Bryson DeChambeau plays a shot during a practice round before the US Open at The Country Club on June 14, 2022 in Brookline, Massachusetts. (Andres Redington/Getty Images)
“More recently, he has been talking about how he found God and became a Christian and I wonder how he manages to accept money from a regime that is anti-Christian,” Chamblee said. “You cannot get a Bible in Riyadh without going to jail. They are misogynists, they are anti-Semites, there is no freedom of expression. He talks about his charities, about going home to do things, but in the meantime he’s getting money from people who oppress the things he pretends to represent, which is philanthropic business. That’s where the money comes from. He says that he will have a new legacy. He will absolutely have a new legacy, and it will be tarnished like a 100-year-old silver trophy that hasn’t been touched up in a cupboard.”

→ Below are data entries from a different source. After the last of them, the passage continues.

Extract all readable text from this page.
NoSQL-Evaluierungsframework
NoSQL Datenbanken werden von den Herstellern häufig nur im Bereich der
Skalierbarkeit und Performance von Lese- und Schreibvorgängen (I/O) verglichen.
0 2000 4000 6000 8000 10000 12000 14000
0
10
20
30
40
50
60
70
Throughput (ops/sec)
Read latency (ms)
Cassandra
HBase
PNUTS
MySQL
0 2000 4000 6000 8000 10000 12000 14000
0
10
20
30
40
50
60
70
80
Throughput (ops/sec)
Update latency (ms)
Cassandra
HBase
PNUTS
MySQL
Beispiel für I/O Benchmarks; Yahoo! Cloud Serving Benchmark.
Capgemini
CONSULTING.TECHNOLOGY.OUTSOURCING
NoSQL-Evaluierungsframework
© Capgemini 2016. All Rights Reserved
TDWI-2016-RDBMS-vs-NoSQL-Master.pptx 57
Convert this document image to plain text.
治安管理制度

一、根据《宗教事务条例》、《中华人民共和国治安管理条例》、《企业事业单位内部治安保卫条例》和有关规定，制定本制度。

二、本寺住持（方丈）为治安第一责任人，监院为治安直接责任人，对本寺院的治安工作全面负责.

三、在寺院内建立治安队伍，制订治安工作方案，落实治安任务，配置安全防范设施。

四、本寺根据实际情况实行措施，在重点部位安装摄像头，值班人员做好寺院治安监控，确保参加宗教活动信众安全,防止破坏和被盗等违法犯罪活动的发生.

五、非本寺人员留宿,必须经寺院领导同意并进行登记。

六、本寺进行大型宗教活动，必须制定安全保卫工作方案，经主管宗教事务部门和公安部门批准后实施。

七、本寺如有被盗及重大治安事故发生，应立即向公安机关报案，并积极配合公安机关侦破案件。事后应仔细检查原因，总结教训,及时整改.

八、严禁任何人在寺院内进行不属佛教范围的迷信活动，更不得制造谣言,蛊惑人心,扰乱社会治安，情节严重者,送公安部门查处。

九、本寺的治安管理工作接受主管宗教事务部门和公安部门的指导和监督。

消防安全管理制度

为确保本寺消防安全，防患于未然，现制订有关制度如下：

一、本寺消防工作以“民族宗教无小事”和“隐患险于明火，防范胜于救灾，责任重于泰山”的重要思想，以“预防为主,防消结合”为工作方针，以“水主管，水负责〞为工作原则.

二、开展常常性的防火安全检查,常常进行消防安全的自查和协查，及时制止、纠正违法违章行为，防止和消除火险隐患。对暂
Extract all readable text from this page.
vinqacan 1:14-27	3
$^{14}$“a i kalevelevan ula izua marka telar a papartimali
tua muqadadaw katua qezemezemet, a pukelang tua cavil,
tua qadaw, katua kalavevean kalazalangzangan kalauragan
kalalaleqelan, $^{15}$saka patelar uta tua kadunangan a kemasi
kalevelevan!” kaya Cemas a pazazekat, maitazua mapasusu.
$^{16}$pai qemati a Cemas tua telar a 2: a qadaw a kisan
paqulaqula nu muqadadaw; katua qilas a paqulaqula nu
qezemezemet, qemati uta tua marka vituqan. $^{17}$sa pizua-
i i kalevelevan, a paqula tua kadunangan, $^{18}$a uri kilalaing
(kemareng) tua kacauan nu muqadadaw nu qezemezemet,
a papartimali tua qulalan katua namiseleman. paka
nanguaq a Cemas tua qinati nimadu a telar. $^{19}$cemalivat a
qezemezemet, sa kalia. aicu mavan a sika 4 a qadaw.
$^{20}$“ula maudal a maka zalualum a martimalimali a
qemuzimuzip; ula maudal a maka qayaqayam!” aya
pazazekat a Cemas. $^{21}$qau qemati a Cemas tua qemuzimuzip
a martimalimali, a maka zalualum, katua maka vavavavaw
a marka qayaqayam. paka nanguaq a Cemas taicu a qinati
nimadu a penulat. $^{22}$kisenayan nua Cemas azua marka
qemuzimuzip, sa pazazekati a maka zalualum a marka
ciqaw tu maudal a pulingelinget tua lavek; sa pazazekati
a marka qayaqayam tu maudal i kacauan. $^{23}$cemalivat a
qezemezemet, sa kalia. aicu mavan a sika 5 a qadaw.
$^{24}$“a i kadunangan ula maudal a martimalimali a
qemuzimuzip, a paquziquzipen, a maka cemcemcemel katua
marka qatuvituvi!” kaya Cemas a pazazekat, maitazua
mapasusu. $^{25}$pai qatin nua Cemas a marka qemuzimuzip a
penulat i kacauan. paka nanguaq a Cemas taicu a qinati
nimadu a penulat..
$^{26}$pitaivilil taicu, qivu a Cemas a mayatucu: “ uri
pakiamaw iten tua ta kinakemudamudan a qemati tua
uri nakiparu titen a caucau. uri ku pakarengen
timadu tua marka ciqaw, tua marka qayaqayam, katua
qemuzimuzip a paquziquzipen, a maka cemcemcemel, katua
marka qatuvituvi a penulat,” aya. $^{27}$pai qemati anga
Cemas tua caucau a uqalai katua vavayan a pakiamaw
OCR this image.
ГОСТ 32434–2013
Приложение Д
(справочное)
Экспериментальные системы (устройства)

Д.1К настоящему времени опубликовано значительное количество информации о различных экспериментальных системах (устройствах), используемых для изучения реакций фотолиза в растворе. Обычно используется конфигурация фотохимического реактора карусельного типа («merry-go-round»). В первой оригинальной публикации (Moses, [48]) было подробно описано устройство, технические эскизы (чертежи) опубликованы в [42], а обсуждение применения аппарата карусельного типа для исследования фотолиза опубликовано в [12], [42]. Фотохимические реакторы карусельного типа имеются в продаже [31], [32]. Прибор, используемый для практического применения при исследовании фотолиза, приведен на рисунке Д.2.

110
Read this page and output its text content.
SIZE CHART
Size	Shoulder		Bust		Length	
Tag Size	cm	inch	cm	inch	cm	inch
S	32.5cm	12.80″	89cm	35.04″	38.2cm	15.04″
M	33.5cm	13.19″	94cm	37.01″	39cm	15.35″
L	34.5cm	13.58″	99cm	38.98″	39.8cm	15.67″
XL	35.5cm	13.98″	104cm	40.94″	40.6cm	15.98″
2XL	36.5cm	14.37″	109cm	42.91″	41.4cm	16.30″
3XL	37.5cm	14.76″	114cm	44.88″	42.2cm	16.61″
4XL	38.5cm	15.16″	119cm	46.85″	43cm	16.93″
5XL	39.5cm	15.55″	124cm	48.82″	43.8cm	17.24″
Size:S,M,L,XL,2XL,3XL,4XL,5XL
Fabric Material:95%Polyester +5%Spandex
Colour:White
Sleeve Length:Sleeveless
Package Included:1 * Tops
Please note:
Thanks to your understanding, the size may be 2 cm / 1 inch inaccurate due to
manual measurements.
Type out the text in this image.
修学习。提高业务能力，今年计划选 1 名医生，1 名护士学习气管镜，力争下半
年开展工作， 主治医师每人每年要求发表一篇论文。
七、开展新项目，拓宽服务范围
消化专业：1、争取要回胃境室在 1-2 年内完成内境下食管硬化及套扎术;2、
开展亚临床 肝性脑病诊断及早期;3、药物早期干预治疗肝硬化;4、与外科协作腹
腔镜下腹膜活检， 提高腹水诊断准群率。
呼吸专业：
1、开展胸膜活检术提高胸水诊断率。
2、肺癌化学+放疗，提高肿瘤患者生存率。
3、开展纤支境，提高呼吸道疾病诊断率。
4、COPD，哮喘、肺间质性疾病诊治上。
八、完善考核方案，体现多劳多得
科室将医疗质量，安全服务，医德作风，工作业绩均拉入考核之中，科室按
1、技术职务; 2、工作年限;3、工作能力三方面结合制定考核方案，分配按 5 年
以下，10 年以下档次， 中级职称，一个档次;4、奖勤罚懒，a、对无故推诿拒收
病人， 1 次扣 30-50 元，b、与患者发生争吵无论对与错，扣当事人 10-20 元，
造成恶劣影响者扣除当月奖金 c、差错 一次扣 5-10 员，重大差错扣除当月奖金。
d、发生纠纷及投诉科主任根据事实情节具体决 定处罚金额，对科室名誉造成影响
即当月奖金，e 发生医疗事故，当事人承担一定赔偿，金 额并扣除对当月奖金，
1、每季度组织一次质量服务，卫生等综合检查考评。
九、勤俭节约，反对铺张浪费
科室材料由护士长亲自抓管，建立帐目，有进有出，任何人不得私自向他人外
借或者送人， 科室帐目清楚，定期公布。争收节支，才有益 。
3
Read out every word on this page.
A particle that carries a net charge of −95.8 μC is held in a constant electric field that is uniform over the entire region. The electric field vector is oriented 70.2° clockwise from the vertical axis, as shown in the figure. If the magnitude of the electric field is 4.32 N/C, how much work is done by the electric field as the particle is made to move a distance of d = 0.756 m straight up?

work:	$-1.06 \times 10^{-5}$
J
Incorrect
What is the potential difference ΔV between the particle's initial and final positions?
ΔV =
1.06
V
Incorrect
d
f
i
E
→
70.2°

That’s the kind of golf media comment directed at a player who is sorely missed. Later, when Jim Gallagher Jr. observed that everyone has a price, Chamblee returned to that comment, saying, “I’d like to think not. I’d like to think there are plenty of people with enough money to say no. There are plenty of people who have said no. … Rory (McIlroy) has said no. Justin Thomas has said no. I don’t think $200 million, I don’t think $500 million, I don’t think a billion dollars would make Rory say yes. I don’t think he does.
“Have they exposed a weakness? Yes, Ok. Many people can be paid enough money not to care how their wives would be treated in Saudi Arabia, not to care how women are treated in Saudi Arabia, not to care how homosexuals are treated , so they don’t care about people with no freedom of speech and no real freedom at all. There are people who will accept enough money to turn a blind eye to it. But I think there’s a lot of people saying wait a second, if you want to do this tour, let’s see real reform, let’s see real measured reform, let’s listen to the women of Saudi Arabia, let’s see pictures of them actually in Riyadh without a burqa, let me see them driving , let me see them out on a date, let me see them out golfing. Let me see a real measure reform. Let me see the freedom of expression.
“It will never happen there. Certainly not under the government of MBS, Mohammed bin Salman Al Saud. He couldn’t be more oppressive. He could not be more in favor of centralizing power within himself to an extent that has never happened in Saudi Arabia. There is no evidence of reform in that country. Zero, apart from his words, which were as empty as Phil’s in his press conference.”
That’s the best you get from a golf analyst giving a group of well-compensated, pampered golfers some pain for selling out and supporting the sportswear wash.
Chamblee also praised the high drama and sporting battle that was the final round of the RBC Canadian Open between eventual champion Rory McIlroy, Justin Thomas and Tony Finau.
“It’s one of the most significant wins in the history of the game,” Chamblee argued. “It was almost as if they had taken it upon themselves to say that this is what the greatest pursuit in this sport looks like, this is what great competition looks like. It was almost as if they were saying to themselves: not under our clock, we are going to put on a great show to remind you how competitive the PGA Tour is and has been for all these years.”
“Live from the US Open” only kicks off this week, but Chamblee has already shown that he’s prepared to speak out on the tough topics shaking up the golf world and he’s not afraid to call it what he sees it.